Singapore Property | Based on CNBC report, there is an increased pace in the recovery of the residential market in Singapore after a prolonged downtrend.
Managing Director Asia Pacific Research, Cushman & Wakefield, Sigrid Zialcita said in the recent CNBCs “The Rundown” that the prices are expected to reach the inflection point very soon.
The reversal of the downward trend is due to the relaxation by the government of some the cooling measures which has assisted in improving the market sentiment.” We have witnessed a rise in foot traffic and it is enticing many buyers,” noted Sigrid.
Other real estate experts share the same sentiments that lowering the minimum holding period and reducing the seller’s stamp duty may help in stimulating market activity.
A good example was given by the CEO of PropertyGuru Hari Krishnan who revealed that the listings of property on its website had a 2.4% gain in March in comparison to the 2.0% gain in quarter one 2017 year-on-year.
“The rise in the listings could signify a boost in seller sentiment,” said Krishnan.
A recent note by Citigroup analysts also drew attention to the sudden uplift in sentiment after the government relaxed some of the cooling measures.

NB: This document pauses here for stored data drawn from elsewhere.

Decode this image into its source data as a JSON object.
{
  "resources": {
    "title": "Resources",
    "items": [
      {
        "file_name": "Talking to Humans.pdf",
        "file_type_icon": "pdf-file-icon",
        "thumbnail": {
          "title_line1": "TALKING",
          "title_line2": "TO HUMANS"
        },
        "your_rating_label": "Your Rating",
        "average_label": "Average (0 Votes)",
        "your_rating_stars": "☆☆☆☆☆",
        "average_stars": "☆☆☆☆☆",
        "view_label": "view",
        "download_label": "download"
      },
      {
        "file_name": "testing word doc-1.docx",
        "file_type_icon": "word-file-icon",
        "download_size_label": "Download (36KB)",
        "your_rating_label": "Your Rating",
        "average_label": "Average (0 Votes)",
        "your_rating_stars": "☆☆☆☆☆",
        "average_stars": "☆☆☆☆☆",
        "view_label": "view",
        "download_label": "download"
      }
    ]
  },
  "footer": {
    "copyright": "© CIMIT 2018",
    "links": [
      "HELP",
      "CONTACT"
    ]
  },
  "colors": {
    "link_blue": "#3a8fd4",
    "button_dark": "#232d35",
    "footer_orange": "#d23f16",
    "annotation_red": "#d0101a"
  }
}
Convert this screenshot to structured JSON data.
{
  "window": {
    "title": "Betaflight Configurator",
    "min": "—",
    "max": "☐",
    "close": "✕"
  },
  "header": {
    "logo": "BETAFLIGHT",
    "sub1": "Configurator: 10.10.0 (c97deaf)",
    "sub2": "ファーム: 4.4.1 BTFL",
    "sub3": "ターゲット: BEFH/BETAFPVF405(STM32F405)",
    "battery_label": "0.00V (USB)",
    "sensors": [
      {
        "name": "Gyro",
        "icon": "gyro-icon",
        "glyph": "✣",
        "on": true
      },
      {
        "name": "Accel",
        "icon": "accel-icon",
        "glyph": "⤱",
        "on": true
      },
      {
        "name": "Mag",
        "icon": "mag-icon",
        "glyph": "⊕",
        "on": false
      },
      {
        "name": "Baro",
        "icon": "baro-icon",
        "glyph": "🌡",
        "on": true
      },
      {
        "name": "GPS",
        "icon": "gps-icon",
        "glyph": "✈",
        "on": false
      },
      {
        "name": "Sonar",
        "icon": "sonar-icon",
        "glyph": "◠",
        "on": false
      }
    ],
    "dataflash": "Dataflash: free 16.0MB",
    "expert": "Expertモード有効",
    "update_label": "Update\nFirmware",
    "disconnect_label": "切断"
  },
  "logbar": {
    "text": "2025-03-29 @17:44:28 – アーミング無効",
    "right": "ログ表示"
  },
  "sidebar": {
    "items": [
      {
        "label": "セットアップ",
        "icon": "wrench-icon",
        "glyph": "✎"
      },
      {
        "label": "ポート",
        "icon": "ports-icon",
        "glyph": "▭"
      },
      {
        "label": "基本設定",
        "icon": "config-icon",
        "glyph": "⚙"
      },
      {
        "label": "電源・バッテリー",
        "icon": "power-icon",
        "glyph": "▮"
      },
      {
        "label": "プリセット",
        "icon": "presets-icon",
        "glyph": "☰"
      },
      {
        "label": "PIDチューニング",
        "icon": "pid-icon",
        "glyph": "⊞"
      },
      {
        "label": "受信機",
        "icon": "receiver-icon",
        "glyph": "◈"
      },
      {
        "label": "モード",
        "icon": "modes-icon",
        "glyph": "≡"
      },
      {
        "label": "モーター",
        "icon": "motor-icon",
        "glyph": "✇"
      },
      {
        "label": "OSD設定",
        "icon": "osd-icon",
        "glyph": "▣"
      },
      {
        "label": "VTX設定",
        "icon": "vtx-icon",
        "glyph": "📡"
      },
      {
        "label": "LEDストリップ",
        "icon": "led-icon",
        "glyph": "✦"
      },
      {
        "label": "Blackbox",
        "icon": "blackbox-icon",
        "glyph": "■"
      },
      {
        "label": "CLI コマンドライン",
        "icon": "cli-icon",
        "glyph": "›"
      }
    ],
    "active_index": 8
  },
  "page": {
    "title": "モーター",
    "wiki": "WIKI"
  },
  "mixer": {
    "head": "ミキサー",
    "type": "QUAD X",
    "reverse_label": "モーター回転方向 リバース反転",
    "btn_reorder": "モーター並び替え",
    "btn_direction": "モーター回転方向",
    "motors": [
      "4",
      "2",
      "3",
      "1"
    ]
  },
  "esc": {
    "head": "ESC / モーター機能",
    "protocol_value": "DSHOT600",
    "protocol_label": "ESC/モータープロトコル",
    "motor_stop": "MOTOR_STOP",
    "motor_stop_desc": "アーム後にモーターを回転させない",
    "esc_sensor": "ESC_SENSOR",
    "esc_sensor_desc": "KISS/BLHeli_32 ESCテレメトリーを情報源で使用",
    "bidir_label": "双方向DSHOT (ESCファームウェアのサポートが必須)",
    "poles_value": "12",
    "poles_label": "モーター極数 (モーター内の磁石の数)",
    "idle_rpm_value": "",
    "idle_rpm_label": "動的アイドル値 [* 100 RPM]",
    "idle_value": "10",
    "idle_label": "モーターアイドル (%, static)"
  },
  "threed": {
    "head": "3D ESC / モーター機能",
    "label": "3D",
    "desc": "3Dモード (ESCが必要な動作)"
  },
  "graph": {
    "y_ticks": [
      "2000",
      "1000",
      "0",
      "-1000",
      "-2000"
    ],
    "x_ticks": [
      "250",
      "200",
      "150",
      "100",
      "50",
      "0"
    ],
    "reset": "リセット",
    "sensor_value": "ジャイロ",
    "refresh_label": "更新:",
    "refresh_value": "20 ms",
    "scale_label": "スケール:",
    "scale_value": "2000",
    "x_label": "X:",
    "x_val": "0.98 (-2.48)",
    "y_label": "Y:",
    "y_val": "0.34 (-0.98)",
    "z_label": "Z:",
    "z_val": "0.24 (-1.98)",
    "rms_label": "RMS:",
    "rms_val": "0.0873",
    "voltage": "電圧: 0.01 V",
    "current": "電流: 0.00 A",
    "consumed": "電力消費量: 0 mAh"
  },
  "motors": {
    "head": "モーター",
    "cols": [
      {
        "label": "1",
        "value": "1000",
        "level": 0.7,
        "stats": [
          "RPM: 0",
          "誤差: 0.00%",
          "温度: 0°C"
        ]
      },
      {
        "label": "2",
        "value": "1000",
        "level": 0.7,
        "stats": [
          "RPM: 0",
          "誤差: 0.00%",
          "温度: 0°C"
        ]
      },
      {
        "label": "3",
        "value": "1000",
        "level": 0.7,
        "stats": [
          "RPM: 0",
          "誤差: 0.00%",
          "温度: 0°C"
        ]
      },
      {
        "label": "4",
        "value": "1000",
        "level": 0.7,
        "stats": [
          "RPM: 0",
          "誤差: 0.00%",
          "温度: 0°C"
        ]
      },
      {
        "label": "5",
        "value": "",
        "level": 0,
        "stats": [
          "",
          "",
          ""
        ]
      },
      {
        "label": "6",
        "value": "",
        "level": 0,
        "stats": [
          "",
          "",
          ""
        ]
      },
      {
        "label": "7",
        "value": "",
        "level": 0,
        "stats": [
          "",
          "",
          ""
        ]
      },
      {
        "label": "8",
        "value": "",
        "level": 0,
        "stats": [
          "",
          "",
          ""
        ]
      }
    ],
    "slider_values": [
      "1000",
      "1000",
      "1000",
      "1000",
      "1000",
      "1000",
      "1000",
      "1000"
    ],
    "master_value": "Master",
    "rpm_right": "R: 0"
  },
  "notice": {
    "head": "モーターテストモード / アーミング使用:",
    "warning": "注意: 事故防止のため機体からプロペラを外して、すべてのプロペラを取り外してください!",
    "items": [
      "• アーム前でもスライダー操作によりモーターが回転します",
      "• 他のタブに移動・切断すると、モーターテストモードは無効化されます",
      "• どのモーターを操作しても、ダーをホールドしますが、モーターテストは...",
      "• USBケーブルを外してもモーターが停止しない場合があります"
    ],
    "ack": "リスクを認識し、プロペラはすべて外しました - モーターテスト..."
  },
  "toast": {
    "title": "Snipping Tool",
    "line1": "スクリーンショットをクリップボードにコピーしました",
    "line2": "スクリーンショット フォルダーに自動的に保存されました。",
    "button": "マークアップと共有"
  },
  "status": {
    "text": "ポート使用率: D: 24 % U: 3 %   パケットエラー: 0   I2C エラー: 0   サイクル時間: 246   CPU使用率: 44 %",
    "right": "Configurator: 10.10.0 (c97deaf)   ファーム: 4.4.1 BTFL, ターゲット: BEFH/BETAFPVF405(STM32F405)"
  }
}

However, they are of the opinion that there may be an exaggeration of the “exuberance.”
The analysts explained that it would make more sense for the buyers-to-be to wait for larger discounts from those developers rushing against time to sell their residential units before the deadline or to wait for considerable ease in policy. However, Singapore homebuyers tend to rush back into the market at the slightest sign of easing in case they miss the chance.
While it may not be possible to establish the actual effect caused by easing of policy, analysts have noted that one indicator of improved market sentiment is the strong interest received by Park Place Residences. The 429-unit development sold 50% of the units in a day.